I'm not sure if we can tell torque not to generate the <jobname>.o<jobid> files. I remember that we could not convince Torque to change their name, that's why we introduced the error. I'll dig a bit deeper...

LourensVeen commented 6 years ago

It's possible that there's something funny with the default bash configuration on this particular cluster as well. Since I'm starting bash, if there's a cd $HOME in the .profile or something, that could also mess things up.

jmaassen commented 6 years ago

I've added support for setStdout, setStderr and setStdin to the Torque adaptor.

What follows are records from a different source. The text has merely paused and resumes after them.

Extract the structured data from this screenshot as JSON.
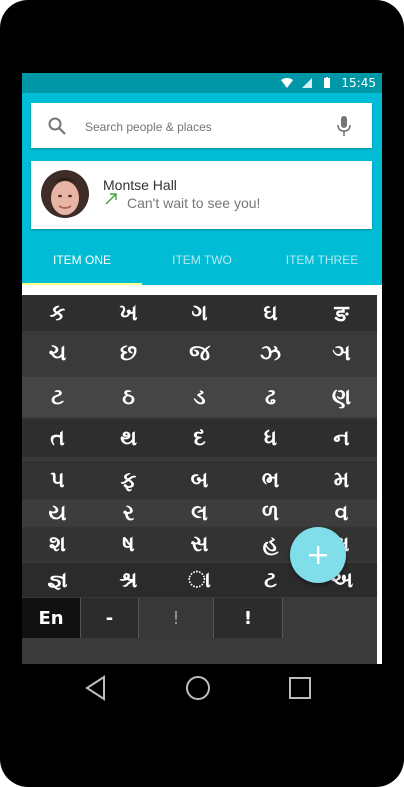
{
  "status_bar": {
    "time": "15:45"
  },
  "search": {
    "placeholder": "Search people & places"
  },
  "contact": {
    "name": "Montse Hall",
    "message": "Can't wait to see you!"
  },
  "tabs": [
    {
      "label": "ITEM ONE"
    },
    {
      "label": "ITEM TWO"
    },
    {
      "label": "ITEM THREE"
    }
  ],
  "keyboard": {
    "rows": [
      [
        "ક",
        "ખ",
        "ગ",
        "ઘ",
        "ङ"
      ],
      [
        "ચ",
        "છ",
        "જ",
        "ઝ",
        "ઞ"
      ],
      [
        "ટ",
        "ઠ",
        "ડ",
        "ઢ",
        "ણ"
      ],
      [
        "ત",
        "થ",
        "દ",
        "ધ",
        "ન"
      ],
      [
        "પ",
        "ફ",
        "બ",
        "ભ",
        "મ"
      ],
      [
        "ય",
        "ર",
        "લ",
        "ળ",
        "વ"
      ],
      [
        "શ",
        "ષ",
        "સ",
        "હ",
        "ક્ષ"
      ],
      [
        "જ્ઞ",
        "શ્ર",
        "◌ા",
        "ટ",
        "અ"
      ]
    ],
    "bottom": {
      "lang": "En",
      "dash": "-",
      "mark": "!",
      "excl": "!"
    }
  },
  "colors": {
    "primary": "#00bcd4",
    "primary_dark": "#0097a7",
    "accent": "#ffff8d",
    "fab": "#80deea"
  }
}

The first two translate to:

  #PBS -o </workdir/>out.txt
  #PBS -e </workdir/>err.txt 

where the </workdir/> is explicitly added if set using setWorkingDirectory.

Torque has no direct support for settting stdin (as far as I can tell). So this is implemented by explicitly redirecting to the executable in the job script.

An example, that assumes that /home/xenon is $HOME, test_workdir is the workdir and test_in.txt in the workdir contains the input:

description.setWorkingDirectory("test_workdir");
description.setExecutable("/bin/cat");
description.setStdin("test_in.txt");
description.setStdout("test_out.txt");

This will produce the following job script:

#!/bin/sh
#PBS -S /bin/sh
#PBS -N xenon
#PBS -d /home/xenon/test_workdir
#PBS -o /home/xenon/test_workdir/test_out.txt
#PBS -l nodes=1:ppn=1
#PBS -l walltime=00:15:00
/bin/cat< test_in.txt

It seems to work fine in our Torque test setup.

jmaassen commented 6 years ago

Maybe you could test the above job script on your cluster to see what happens? Just replace /home/xenon/test_workdir with an existing workdir and ensure the test_in.txt exists there.

felipeZ commented 6 years ago

It works and produces two files: test_out.txt and xenon.e4979691 inside the test_workdir folder.

jmaassen commented 6 years ago

OK, so the approach used in 2.x seems to give the expect result.